王舟/Wang

王舟/Wang
2014年7月 日本
『焦らしに焦らされたデビュー作』

 とんちレコードなど、現在の国内アコースティック音楽シーンで
数年前から名前だけは聞こえてきたミュージシャン、王舟。
そういえば、当ブログで紹介した伴瀬朝彦も王舟バンドのメンバーでした。
既に2枚の自主CDRもリリースしており、一部ファンから高い評価を獲得。
そんな名は聞こえども音楽は聴こえて来なかった王舟ですが、
この度、デビュー・アルバムをリリースされたということです。
めでたい。
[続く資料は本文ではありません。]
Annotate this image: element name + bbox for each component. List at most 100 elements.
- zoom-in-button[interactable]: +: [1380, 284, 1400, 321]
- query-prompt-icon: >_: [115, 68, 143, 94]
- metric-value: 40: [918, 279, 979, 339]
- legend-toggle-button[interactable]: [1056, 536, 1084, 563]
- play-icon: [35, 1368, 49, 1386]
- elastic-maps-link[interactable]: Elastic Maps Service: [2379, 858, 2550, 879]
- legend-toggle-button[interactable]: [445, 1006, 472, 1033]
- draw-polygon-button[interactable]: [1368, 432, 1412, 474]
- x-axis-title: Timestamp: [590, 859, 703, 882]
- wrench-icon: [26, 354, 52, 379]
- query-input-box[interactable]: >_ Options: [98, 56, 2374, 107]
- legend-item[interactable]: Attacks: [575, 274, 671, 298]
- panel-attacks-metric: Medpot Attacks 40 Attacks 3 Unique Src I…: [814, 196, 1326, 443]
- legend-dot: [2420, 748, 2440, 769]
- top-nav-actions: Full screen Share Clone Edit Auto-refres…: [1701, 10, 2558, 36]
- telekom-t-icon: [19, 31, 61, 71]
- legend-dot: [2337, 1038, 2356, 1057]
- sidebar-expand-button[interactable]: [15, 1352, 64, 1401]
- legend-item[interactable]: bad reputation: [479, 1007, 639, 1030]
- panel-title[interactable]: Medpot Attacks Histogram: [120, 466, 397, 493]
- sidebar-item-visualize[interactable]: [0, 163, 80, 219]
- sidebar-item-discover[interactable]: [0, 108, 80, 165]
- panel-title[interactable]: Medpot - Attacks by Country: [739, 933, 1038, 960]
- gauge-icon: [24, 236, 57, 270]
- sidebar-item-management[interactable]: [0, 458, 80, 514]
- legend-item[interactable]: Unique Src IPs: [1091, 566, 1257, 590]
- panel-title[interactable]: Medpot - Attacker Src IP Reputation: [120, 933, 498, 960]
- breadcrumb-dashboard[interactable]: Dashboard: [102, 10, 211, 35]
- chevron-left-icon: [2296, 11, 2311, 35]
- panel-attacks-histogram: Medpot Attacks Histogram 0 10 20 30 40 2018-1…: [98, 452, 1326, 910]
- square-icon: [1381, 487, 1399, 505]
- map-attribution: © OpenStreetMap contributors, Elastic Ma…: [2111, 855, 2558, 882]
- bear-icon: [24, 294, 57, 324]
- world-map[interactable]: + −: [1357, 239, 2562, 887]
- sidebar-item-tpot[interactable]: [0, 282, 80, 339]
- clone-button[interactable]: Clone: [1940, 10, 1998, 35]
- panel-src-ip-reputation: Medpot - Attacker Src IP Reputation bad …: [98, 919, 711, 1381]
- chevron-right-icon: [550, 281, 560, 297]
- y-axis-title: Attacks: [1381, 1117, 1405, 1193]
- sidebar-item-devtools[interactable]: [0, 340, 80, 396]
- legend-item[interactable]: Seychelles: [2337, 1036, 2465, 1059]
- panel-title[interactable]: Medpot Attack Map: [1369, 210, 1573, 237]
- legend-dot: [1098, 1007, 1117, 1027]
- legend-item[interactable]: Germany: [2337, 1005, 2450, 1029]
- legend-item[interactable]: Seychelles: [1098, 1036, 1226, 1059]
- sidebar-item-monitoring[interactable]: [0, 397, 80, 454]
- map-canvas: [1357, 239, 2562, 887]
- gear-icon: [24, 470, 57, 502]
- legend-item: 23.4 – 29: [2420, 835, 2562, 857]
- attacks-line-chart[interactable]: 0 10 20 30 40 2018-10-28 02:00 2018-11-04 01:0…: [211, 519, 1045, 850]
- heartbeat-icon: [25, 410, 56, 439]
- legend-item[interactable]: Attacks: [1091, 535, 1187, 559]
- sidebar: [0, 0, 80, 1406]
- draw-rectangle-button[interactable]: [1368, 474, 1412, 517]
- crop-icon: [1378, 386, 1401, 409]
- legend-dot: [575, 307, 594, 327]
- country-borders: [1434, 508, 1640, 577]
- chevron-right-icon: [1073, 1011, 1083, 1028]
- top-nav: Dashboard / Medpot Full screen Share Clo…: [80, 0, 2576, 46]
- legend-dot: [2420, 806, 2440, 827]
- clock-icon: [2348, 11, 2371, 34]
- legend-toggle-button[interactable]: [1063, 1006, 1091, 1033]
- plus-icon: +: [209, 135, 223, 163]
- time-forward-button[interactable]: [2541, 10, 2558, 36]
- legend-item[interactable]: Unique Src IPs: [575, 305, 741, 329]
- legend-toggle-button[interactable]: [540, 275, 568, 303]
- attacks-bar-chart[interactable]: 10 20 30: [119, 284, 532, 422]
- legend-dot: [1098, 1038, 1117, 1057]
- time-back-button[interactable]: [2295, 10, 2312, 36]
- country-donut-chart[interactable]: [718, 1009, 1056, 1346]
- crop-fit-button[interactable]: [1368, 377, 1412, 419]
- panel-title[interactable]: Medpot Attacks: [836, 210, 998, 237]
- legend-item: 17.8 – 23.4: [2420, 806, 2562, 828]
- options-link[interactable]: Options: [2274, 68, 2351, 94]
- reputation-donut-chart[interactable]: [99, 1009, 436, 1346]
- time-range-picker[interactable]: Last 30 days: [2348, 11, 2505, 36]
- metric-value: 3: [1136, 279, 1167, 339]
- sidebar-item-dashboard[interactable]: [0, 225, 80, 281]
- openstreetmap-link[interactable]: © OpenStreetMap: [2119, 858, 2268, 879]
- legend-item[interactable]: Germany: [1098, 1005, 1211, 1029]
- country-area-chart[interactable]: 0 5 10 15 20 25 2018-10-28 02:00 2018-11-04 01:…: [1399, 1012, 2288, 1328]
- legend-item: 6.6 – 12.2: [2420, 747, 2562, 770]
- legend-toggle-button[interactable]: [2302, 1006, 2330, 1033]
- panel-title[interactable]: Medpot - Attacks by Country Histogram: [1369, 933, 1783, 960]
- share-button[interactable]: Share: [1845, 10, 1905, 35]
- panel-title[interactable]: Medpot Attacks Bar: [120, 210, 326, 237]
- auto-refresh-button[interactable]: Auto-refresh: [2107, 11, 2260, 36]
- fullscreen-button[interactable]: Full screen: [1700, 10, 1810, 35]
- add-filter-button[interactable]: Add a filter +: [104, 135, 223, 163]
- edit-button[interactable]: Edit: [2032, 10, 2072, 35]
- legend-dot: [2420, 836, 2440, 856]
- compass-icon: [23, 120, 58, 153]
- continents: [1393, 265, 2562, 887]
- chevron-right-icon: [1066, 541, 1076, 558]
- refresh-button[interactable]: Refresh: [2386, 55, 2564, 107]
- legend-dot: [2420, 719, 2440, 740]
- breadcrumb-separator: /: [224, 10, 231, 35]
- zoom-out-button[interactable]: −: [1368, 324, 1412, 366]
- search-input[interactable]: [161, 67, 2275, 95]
自分も早速購入してみました。

 王舟は上海に生まれ、現在は栃木で暮らしている中国人。
音楽的なルーツとしてはジャズやアフリカ、カリプソ音楽に対する造詣が深い一方で、
スピッツなどのJPOPを聴いて育ったという側面も持っています。
音楽活動を始めてからは、先述したようにとんちれこーどcerommmといった、
京都や東京で活動するアコースティック系ミュージシャンとの交流を盛んにしています。

 制作に3年を費やしたという本作では、これまでの音楽活動で培った人脈が活かされており、
岸田佳也(俺はこんなもんじゃない)、伴瀬朝彦(片想い、ホライズン山下宅配便)、
潮田雄一(QUATTRO)、池上加奈恵(はこモーフ、真黒毛ぼっくす)、mmm、
みんみん(カッパ大使館)、シャンソンシゲル(GELLERS)、フジワラサトシ、
柱谷、高橋三太、kyooo、澤口希(omu-tone)、oono yuuki、森ゆにが参加。
ミックスは岩谷啓士郎(トクマルシューゴのバンド・メンバーであり、
最近ではシャムキャッツの新作にてエンジニアを担当)、
マスタリングは木村健太郎(クラムボンや七尾旅人の作品を担当)が手がけています。
(ちなみにアドヴァイサーとしてトクマルシューゴもクレジットされています。)

 さてデビュー作ですが、ceroにも通じるふわふわしたアコースティック音楽をやっています。
ポイントとしてはまずヴォーカルが基本、英語詞であること。(一部、日本語詞の曲もあり)
ユルユルで鼻歌のような発声であり、ハミングに近いニュアンスで歌われているのが特徴です。
この辺りは好き嫌いが、はっきり分かれるところでしょう。
個人的には最高とは言い難いですが、ほんわかとした雰囲気にマッチしていると思います。
そしてもう一つのポイントは、カリプソ要素が音楽に色濃く反映されており、
パーカッシヴな音楽になっていること。
細野晴臣のソロ作や、カセット・コンロスのような、
のほほんとした旅情溢れる音楽はとても魅力的です。

 楽器編成は基本編成に加え、フルート、ピアノ、オルガン、バンジョー、トランペット、
パーカッション、グロッケンシュピール、マリンバなどが彩る賑やかなもの。
カリプソ音楽、ラテン、ジャズといったルーツを反映させた渋い楽曲が並んでいますが、
JPOPを聴いて育ってきただけに、仕上がりは至極まろやかで聴きやすいです。
噂の人物、遂にデビュー!というには、かなりまったりですが・・・・・・
ふわふわしていながら、芯となるルーツがしっかりしているので安心して聴けます。

「New Song」


2011年のライヴ。恐らく、何らかのグループ名義だと思います。(複数あるので特定できず)
演奏メンバーは所々異なるものの、アットホームな演奏はこの映像そのままです。
アルバム中でも最も、牧歌的な(ほぼトラッド)ナンバー。